Wavelength of Source in Loud Single Mirror Exp.

[merc90]

1. Homework Statement : In a loud single mirror exp. a bright fringe of width 0.2 mm is seen at a point on the screen kept at a distance 1.0 m from the source. When the mirror is raised up to increase the angle of incidence at any point of the mirror by a dist. of 0.9 mm, fringe width of the same fringe becomes 0.5 mm, find the wavelength of the source.

2. Homework Equations : wavelength = distance between the two slits (a) * fringe width (X) / distance from source to screen (D)
3. The Attempt at a Solution : How to find the distance between the two slits? Should I be proceeding by finding "a" by a= incidence angle*D?

 

[Redbelly98]

1. Homework Statement : In a loud single mirror exp. a bright fringe of width 0.2 mm is seen at a point on the screen kept at a distance 1.0 m from the source.
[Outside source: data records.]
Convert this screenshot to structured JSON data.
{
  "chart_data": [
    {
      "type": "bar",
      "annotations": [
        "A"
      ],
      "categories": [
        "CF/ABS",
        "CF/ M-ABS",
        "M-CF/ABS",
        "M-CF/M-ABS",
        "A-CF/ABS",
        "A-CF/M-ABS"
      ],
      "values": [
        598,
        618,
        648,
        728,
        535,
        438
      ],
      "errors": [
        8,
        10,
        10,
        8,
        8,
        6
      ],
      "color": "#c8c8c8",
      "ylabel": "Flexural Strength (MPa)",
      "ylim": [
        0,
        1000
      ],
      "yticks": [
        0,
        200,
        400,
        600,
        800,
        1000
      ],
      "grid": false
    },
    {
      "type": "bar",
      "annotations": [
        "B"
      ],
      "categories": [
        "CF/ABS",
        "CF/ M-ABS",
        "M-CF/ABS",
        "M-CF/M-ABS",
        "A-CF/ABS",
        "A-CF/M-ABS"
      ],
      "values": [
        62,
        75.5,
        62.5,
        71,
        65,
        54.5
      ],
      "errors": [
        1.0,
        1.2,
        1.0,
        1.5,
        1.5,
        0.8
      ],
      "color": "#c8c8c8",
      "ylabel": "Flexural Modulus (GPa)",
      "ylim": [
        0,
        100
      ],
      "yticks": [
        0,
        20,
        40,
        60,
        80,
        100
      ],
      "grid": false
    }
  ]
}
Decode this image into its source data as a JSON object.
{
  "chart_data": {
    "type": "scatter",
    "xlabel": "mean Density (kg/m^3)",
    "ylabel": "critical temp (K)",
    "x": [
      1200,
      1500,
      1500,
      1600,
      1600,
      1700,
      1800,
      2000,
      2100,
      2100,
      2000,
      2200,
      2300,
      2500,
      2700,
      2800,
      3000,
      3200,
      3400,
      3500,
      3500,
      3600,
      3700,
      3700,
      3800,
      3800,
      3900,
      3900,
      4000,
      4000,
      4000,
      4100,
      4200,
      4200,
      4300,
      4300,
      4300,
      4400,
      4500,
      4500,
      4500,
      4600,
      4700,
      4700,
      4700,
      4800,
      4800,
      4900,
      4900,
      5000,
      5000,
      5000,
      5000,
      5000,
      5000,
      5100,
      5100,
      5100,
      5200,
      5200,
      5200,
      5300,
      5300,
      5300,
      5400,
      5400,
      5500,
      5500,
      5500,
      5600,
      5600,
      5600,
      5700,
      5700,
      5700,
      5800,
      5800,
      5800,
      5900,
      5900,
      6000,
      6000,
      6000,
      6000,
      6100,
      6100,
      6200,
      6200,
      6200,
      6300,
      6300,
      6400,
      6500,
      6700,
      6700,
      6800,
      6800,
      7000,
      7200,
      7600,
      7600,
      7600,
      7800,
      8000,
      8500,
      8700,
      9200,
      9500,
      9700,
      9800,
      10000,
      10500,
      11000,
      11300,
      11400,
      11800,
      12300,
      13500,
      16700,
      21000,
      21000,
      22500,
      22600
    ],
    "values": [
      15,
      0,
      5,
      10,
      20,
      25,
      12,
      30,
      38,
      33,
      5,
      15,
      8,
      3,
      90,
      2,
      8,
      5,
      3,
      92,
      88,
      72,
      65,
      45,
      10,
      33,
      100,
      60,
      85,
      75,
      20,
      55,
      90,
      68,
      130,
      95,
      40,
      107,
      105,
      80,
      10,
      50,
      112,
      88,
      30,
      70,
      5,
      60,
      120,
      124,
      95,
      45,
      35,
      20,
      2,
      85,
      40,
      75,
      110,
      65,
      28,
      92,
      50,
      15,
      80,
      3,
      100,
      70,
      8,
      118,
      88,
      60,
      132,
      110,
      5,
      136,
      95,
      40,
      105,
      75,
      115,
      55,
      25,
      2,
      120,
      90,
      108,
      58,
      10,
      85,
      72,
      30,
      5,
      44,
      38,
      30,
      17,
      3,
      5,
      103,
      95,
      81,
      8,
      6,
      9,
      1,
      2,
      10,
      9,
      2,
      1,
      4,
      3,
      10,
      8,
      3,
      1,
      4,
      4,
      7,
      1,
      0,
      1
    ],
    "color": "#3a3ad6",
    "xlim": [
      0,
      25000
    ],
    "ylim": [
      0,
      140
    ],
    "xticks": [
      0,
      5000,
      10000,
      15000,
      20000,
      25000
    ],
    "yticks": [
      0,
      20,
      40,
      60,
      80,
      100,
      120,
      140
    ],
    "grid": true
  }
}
When the mirror is raised up to increase the angle of incidence at any point of the mirror by a dist. of 0.9 mm, fringe width of the same fringe becomes 0.5 mm, find the wavelength of the source.

2. Homework Equations : wavelength = distance between the two slits (a) * fringe width (X) / distance from source to screen (D)

3. The Attempt at a Solution : How to find the distance between the two slits? Should I be proceeding by finding "a" by a= incidence angle*D?

Welcome to Physics Forums.

You can use the first equation you wrote,

wavelength = distance between the two slits (a) * fringe width (X) / distance from source to screen (D)

... and write it twice, because there are two situations:
(1) the distance between the "slits" is a
(2) the distance between the "slits" is ____ [where you fill in the blank here].

 

[merc90]

Thanks Redbelly98 for the quick reply.

Is the answer: wavelength = 6000 A correct?

Steps:
wavelength = 2*a*X/D
Therefore, 2*a*0.2/1000=2*(a-0.9)*0.5/1000
which gives, a=1.5 or 2*a = 3.0
so, wavelength =3.0*0.2/1000
=6000 A

 

[Redbelly98]

Looks good!

You may need to better explain how you worked the units, if you submit your homework to be graded or have to work a similar problem on an exam someday.